В сопровождении братьев мнимая Жанна – впрочем, это не мешало братьям называть настоящим именем Клотильда – отправилась в Мец, а затем – в Марвиль и Арлон, ко двору герцогини люксембургской. Позднее она появилась в Кёльне. И привлекла внимание местного инквизитора, который приказал самозванке явиться на допрос, подозревая её в колдовстве и ереси. Та же, предпочитая не искушать судьбу, спешно вернулась в Арлон.
В том же году она вышла замуж за сеньора Роббера д’Армуаза, чью фамилию носила в дальнейшем, и впоследствии родила ему двух сыновей.
Но Жанна-Клотильда, будучи авантюристкой по натуре, на этом не успокоилась. Через своих братьев она установила переписку с жителями Орлеана и королём Карлом, который, впрочем, не спешил отвечать на её письма. В конце концов, при попытке посетить Париж Жанна-Клотильда д’Армуаз была арестована по приказу парижского парламента и после допроса признана самозванкой.
… Прибыв из Машикуля, барон в порыве чувств признался Ангелике:
– Я любил Жанну д’Арк… И теперь грязные шлюхи пытаются замарать её светлое имя…
Ангелика слышала про Орлеанскую Деву, несмотря на то, что повела свою юность вдали от Франции и боевых действий французов и англичан.
– Вы преклоняетесь перед простой крестьянкой?.. – искренне удивилась она и тотчас испугалась своей смелости.
Но барон, растерзав самозванку в Машикуле, и удовлетворив свою жажду крови, спокойно ответил:
– Она не была крестьянкой.

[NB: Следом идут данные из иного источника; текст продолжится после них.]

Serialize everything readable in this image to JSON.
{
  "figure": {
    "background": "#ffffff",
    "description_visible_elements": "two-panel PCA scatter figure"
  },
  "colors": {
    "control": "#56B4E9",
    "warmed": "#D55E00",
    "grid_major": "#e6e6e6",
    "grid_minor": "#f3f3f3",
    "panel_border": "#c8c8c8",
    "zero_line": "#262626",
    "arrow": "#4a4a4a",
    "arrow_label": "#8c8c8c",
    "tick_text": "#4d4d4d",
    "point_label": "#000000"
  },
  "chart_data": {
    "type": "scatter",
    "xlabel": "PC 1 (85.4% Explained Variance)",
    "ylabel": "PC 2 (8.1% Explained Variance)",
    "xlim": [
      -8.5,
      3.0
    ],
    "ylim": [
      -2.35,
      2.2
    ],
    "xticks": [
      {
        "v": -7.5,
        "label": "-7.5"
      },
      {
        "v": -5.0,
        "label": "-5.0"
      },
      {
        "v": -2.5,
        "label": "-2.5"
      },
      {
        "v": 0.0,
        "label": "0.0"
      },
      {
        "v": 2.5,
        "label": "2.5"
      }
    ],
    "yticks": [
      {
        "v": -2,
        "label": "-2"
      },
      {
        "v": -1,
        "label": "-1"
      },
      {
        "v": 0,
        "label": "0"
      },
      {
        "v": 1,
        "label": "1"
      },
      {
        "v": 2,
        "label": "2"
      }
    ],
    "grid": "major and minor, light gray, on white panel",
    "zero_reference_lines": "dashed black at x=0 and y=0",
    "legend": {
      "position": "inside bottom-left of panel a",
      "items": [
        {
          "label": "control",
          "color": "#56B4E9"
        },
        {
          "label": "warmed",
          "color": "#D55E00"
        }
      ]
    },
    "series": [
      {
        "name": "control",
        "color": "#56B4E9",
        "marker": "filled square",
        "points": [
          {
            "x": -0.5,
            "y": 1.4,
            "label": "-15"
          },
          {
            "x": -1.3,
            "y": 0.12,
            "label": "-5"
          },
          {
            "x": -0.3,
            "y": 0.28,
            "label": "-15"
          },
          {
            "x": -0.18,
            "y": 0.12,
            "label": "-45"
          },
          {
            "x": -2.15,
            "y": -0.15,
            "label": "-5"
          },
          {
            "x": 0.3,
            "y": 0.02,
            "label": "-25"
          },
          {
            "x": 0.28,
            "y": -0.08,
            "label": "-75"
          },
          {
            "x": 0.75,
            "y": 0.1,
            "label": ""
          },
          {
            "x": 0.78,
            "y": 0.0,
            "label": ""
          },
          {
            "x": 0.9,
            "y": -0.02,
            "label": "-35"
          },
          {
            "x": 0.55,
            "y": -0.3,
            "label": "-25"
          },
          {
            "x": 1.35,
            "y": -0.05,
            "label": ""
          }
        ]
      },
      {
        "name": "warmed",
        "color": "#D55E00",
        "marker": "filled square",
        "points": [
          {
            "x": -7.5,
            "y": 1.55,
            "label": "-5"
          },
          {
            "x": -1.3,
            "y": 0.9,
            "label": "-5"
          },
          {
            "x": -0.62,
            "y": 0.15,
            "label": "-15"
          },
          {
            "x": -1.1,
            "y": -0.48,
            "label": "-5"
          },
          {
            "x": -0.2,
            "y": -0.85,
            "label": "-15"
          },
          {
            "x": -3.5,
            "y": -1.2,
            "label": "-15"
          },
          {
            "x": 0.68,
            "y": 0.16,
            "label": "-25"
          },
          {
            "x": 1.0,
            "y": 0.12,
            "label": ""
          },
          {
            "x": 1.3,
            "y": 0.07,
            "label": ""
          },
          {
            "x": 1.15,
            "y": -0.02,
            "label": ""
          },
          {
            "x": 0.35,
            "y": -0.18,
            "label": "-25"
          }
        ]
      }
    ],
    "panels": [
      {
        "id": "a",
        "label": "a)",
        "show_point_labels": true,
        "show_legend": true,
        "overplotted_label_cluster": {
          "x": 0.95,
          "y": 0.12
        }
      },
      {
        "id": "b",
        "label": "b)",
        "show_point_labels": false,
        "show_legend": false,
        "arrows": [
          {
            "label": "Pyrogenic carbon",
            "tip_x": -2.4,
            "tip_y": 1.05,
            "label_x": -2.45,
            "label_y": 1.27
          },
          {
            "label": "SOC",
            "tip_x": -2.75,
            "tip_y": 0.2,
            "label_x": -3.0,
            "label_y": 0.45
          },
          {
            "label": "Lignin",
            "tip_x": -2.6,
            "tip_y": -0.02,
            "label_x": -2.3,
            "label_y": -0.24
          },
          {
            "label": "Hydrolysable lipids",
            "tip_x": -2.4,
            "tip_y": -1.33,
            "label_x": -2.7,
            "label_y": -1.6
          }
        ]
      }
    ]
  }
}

Простолюдинка не может вести армию в бой…
Ангелика округлила глаза.
– Но так считают все во Франции… – робко заметила она.
Жиль кивнул.
– Да, это сказка для черни… Жанна была баронессой… – признался он. – Она объединила солдат и повела за собой армию. Они верили в неё как в чудо. Я восхищался Жанной, преклонялся перед её смелостью и красотой… И не только я… Жан де Новеленпон умер, защищая её в последнем бою… А шевалье Жан д’Олон боготворил Жанну.
Ангелика, успевшая возненавидеть барона за время пребывания в Тиффоже, неожиданно прониклась его горем.
– Неужели на костре сожгли баронессу?.. – спросила она.
Жиль злобно взглянул на неё. Но Ангелика почему-то не испугалась.
– Да… Её предал король и Господь Бог…
Отныне Ангелика начала понимать, что побудило барона обратиться к Дьяволу – разочарование и опустошение.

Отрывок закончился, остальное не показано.